Kata-kata Profesor McGonagall begitu agresif sehingga Ivan pun tak mampu menahan amarahnya, karena dia bukan satu-satunya yang mendengar raungan naga sebelumnya. Jika Kementerian Sihir menyelidiki, orang yang membangkitkan naga itu pasti akan ditangkap. Dipenjarakan di Azkaban!
Saat itu, Hagrid telah pulih dari pukulan tersebut. Melihat Ivan tetap diam di bawah pertanyaan McGonagall, dia menggertakkan giginya dan berkata.
“Sebenarnya naga ini adalah…”
“Profesor Dumbledore meminta Hagrid untuk mengangkat masalah ini!” Hagrid hendak mengakuinya ketika Ivan tiba-tiba menyela.
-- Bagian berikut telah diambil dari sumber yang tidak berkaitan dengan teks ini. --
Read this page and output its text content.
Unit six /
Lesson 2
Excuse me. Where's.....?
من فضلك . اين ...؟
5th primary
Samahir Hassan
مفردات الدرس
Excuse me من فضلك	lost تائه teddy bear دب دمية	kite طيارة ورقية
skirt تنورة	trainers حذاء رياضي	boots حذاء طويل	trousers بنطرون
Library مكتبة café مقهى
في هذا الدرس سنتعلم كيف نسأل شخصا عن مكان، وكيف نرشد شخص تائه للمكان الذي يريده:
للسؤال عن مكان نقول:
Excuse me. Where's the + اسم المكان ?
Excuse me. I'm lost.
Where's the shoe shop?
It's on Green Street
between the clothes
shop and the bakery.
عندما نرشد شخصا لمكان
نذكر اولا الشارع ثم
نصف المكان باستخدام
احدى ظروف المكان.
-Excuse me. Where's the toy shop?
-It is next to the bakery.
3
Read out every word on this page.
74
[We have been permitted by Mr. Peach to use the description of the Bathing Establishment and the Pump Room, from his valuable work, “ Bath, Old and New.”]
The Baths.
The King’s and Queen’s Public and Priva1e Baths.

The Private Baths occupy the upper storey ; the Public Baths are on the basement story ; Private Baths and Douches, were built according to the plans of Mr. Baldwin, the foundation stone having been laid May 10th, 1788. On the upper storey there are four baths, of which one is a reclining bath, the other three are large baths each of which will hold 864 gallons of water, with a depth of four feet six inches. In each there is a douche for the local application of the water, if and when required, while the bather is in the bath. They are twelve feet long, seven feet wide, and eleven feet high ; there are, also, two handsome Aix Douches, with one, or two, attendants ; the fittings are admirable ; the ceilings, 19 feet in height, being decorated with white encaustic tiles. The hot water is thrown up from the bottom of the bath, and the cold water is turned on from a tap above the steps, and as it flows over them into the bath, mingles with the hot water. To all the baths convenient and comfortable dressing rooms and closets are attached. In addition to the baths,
Dia merasa bahwa Dumbledore telah membiarkan Kino pergi begitu lama, dia masih harus memikul tanggung jawab itu, jika tidak, Profesor McGonagall mungkin akan mengirim Hagrid ke Azkaban.
“Albus?” Nada suara Profesor McGonagall jelas melambat, tetapi dia masih tidak percaya.
“Memang benar, ini aku, Minerva.”
Suara Dumbledore terdengar dari ujung lain Hutan Terlarang, diikuti oleh janggut perak-putihnya yang ikonik. Dumbledore masih mengenakan jubah ikoniknya dan jubah ungu di atasnya telah tumbuh sempurna. Ia diseret ke tanah.
Ivan tertangkap basah saat melempar pot untuk pertama kalinya. Itu agak memalukan untuk sementara waktu. Untungnya, Dumbledore tidak membongkar maksudnya, tetapi malah membantunya menutupi kebohongan tersebut.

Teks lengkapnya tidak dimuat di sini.